Safety has become top priority for autonomous vehicle companies as they must convince consumers and regulators alike that self-driving big rigs are not only not a threat but in fact will be safer than human-powered semi-trucks.

“One of the things that differentiates trucks is that trucking is already a pretty highly regulated industry,” said Goff, who chairs a task force at the American Trucking Associations that works on the rulemaking to bring self-driving trucks into existing safety regulations.

“Since state and federal officials have responsibility for making sure the trucks operate safely, this makes our lives a little bit easier.”


Kodiak has seen a lot of support from law enforcement because they see “such an opportunity to improve safety,” Goff added.

Safety is a nuanced concept, acknowledged Cetin Mericli, CEO of Locomation, a company that is deploying platooning technology as a transition to fully self-driving big rigs. 

“It’s like the blind man and the elephant,” he said. “Everyone talks about ‘safety,’ and everyone means something else.”

From an engineering perspective, explained Mericli, companies must ensure software and hardware components are built to a level of reliability such that in case of a failure, the truck will still operate safely and come to a stop.

Another aspect of safety involves the system’s reactions to external factors, in which case “you have to have quantifiable evidence the technology is capable of whatever the world throws out,” he said.

“That is more challenging, and is why we all are on the road but with safety drivers.”

An existential threat for AV companies

The business stakes are so high that even with safety drivers, AV companies are on high alert, Darwish said. 

“Any accident would set the entire industry back,” she said. “The peer pressure is not just present — it’s existential.”

A fatal 2018 crash involving a self-driving Uber vehicle with a safety driver did set the industry back, drawing widespread condemnation and reorienting company rhetoric away from getting self-driving vehicles on the road as quickly as possible to acknowledging the importance of a slow, safety-first approach.

Still, the U.S. DOT under President Donald Trump has been criticized for a lax approach to autonomous vehicle safety. The Biden administration is expected to take a more aggressive approach, perhaps by tightening federal guidance giving autonomous car and truck companies a wide berth in how they choose to deploy their vehicles.

While industry may not welcome this kind of increased oversight, lack of federal regulation has created a disconnected patchwork of state rules that does hamper progress, panelists said. “It’s getting to the point where we can use more federal leadership to unify the existing efforts,” Mericli said.

Self-driving trucking and jobs

The panel discussed the widespread public perception that autonomy will eliminate truck driver jobs.

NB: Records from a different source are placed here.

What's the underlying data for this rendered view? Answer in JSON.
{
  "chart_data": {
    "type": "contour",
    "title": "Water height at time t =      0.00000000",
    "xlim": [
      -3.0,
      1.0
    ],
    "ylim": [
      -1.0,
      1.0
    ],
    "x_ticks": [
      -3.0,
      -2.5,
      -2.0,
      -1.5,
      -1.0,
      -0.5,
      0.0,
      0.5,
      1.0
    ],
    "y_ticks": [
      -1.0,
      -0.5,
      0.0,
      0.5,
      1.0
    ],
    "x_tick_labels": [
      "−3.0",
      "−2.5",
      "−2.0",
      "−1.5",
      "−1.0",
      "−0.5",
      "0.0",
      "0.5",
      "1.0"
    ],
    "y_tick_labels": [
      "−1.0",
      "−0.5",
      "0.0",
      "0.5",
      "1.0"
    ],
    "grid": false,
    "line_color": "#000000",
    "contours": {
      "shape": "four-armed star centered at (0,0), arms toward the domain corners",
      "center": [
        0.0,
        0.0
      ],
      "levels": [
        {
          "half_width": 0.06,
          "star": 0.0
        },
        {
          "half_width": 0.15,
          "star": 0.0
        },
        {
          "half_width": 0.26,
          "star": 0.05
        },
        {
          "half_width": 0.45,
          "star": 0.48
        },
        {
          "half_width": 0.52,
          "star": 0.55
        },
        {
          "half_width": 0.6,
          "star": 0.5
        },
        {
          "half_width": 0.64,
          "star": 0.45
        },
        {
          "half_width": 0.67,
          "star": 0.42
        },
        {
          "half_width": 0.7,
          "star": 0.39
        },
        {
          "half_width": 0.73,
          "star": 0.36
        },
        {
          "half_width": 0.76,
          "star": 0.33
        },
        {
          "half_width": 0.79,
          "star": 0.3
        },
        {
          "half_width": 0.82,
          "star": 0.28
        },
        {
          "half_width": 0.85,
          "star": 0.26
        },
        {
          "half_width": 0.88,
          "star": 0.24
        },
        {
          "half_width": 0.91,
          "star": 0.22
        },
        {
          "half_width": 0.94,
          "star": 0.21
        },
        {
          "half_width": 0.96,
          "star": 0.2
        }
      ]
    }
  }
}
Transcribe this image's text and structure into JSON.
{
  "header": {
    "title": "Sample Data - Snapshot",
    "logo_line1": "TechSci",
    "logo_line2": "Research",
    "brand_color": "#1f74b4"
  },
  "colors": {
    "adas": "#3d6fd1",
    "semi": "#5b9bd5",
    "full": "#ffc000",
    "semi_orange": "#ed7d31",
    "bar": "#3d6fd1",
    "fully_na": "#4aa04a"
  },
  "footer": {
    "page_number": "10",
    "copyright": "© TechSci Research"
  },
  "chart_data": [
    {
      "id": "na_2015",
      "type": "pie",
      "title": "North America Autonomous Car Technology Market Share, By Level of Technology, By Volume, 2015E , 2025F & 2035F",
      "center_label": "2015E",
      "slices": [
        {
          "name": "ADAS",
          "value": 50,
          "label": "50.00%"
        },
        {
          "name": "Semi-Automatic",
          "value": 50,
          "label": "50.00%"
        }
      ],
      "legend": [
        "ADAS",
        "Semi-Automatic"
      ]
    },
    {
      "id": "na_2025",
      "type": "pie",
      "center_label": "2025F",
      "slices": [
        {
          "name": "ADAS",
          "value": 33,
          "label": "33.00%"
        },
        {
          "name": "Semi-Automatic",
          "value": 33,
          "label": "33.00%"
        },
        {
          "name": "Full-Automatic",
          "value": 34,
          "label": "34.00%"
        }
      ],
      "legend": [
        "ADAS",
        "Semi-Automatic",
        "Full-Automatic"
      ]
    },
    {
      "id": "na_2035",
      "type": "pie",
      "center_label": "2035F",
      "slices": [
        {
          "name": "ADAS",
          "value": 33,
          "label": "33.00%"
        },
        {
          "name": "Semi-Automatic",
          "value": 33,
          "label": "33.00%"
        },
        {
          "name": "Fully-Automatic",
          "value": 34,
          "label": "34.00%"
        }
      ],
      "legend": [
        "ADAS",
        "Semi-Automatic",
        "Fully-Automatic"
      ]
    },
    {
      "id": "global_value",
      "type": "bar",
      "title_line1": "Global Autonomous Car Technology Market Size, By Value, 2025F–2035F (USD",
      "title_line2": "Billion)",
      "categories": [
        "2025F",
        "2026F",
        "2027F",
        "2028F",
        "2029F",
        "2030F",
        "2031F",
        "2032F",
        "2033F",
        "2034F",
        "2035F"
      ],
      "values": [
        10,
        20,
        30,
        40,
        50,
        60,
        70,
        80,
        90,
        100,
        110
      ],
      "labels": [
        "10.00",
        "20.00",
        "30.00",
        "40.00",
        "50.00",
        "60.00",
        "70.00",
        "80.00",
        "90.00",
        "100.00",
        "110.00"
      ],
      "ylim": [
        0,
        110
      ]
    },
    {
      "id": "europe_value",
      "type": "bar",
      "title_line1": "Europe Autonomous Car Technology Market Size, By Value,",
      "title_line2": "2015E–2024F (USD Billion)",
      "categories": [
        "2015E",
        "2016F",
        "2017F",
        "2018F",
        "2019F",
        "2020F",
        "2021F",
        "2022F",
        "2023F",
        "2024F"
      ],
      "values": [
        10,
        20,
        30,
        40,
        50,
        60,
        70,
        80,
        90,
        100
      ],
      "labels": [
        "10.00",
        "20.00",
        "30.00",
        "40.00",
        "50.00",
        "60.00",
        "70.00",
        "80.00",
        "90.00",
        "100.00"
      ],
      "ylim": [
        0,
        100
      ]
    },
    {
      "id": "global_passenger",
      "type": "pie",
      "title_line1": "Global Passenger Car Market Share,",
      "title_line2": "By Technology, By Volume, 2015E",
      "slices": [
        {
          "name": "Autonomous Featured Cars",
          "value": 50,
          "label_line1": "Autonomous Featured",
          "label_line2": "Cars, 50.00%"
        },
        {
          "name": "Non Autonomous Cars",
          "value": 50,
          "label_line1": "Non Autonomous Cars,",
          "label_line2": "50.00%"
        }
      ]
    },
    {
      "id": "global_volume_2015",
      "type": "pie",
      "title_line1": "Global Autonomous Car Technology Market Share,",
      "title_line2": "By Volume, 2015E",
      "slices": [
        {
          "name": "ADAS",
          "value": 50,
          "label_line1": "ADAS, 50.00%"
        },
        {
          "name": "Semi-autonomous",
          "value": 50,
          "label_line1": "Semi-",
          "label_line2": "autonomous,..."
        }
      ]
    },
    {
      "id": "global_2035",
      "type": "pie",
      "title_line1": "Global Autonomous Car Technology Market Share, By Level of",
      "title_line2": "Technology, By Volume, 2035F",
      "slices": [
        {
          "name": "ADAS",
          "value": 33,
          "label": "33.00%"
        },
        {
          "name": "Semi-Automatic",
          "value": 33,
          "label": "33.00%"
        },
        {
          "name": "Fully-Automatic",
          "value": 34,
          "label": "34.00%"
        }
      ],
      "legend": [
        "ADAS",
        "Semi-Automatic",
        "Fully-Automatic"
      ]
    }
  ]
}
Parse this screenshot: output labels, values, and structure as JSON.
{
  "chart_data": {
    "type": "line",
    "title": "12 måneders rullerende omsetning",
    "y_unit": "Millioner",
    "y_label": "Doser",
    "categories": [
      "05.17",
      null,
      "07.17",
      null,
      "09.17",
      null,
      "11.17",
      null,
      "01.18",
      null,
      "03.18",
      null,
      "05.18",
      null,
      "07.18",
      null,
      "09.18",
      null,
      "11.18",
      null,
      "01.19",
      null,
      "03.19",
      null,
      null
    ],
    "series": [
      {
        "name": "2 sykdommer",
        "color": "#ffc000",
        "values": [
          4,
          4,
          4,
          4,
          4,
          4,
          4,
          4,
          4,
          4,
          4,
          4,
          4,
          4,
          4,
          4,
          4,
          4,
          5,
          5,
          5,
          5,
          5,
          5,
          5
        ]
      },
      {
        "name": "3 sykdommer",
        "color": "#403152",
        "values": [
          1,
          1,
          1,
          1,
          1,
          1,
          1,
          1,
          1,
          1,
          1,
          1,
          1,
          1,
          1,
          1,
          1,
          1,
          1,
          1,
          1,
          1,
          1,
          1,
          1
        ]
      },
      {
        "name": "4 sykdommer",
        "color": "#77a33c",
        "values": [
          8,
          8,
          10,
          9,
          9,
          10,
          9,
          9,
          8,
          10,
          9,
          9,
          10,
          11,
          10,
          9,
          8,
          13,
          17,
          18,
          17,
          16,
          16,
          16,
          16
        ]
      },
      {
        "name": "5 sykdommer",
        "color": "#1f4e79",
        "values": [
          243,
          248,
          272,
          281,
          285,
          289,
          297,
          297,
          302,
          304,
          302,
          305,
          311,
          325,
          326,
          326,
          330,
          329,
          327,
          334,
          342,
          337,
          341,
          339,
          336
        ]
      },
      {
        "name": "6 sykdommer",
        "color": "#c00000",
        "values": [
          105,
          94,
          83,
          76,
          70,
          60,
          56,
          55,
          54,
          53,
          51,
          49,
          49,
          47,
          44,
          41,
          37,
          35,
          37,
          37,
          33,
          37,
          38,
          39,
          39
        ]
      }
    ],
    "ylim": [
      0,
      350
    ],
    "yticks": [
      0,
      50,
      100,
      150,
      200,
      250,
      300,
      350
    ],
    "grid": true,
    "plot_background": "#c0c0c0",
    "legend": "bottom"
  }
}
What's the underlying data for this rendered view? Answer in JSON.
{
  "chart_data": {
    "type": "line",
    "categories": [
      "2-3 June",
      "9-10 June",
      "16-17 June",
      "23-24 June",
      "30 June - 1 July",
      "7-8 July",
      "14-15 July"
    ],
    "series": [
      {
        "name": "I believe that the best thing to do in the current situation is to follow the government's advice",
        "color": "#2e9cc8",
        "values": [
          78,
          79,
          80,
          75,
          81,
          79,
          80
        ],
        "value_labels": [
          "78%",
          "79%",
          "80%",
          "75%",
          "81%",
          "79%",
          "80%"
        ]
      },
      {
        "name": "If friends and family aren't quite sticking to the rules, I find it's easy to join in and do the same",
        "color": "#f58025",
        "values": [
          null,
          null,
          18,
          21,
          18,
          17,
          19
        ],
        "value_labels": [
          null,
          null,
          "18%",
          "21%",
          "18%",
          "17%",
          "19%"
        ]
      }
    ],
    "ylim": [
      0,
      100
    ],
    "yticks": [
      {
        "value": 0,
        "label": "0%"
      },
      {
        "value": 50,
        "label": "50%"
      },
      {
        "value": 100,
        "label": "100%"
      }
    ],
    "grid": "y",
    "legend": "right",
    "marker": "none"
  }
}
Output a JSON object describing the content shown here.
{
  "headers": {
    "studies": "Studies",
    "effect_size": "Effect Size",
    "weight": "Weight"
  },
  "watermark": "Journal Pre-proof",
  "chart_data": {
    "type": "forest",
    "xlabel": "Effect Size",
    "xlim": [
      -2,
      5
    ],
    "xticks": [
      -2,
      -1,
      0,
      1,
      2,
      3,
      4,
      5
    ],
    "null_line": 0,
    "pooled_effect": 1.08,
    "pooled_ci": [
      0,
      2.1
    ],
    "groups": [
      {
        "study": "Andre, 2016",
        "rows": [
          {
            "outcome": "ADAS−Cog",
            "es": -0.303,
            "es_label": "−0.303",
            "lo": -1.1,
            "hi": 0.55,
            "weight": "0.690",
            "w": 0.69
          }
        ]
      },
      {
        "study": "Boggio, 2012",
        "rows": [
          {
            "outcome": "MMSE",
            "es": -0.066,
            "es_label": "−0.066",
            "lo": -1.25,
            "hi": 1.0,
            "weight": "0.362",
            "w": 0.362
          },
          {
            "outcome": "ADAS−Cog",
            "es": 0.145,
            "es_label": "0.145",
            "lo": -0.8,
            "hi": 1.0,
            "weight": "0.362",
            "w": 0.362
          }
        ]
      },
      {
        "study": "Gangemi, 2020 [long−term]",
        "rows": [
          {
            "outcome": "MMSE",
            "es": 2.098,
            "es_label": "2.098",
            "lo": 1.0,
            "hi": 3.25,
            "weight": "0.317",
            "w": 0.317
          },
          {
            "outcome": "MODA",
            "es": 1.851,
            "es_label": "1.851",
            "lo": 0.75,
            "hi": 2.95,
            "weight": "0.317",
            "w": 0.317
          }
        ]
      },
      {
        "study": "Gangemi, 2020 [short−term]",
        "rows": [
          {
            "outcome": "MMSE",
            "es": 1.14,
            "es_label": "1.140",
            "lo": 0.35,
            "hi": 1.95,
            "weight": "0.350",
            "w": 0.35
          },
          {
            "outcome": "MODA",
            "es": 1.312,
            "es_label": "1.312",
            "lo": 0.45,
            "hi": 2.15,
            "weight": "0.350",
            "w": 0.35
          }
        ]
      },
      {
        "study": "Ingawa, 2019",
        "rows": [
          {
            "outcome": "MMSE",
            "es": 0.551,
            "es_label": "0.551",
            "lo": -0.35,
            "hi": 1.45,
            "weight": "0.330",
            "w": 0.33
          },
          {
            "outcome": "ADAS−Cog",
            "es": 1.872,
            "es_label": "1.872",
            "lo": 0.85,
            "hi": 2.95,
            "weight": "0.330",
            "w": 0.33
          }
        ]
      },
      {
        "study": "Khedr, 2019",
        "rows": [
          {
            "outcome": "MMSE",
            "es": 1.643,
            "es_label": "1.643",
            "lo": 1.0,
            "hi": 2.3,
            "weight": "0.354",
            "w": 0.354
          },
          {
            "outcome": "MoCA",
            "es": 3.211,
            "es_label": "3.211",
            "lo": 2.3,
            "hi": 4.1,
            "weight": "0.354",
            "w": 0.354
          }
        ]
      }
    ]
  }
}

Embark collaborates with labor groups including the Teamsters, according to Darwish. “But the biggest point of going into those conversations,” she said, “is to get into the nitty gritty of the numbers and show the technology is not as obstructionist as some headlines make it out to be.”

Self-driving trucking technology is more like the internet than the iPhone, she explained. “It’s not going to be on every street corner one random Friday. It will be obscure at first, with a few applications and gradually expanding to change how we think about transportation and supply chains.”

Robert Brown, director of external affairs for TuSimple, elaborated on some of the positive downstream transformations. Describing his employer’s pro bono deliveries to food banks, he said around $161 billion of food is wasted in the United States annually, and that tight capacity means food banks have to pay premium transportation rates to get food to those who need it. 

“We’re hopeful that reliable capacity is going to be a key of autonomy,” Brown said, “opening the firehose” not just to food banks but to the Walmarts of the world that must throw away food because of spoilage.

From hunger to food waste to the emissions generated by that waste, food “is the most interesting vertical for me when it comes to autonomy,” he added.

“Everyone starts with e-commerce. But food is the lifeblood of our country.”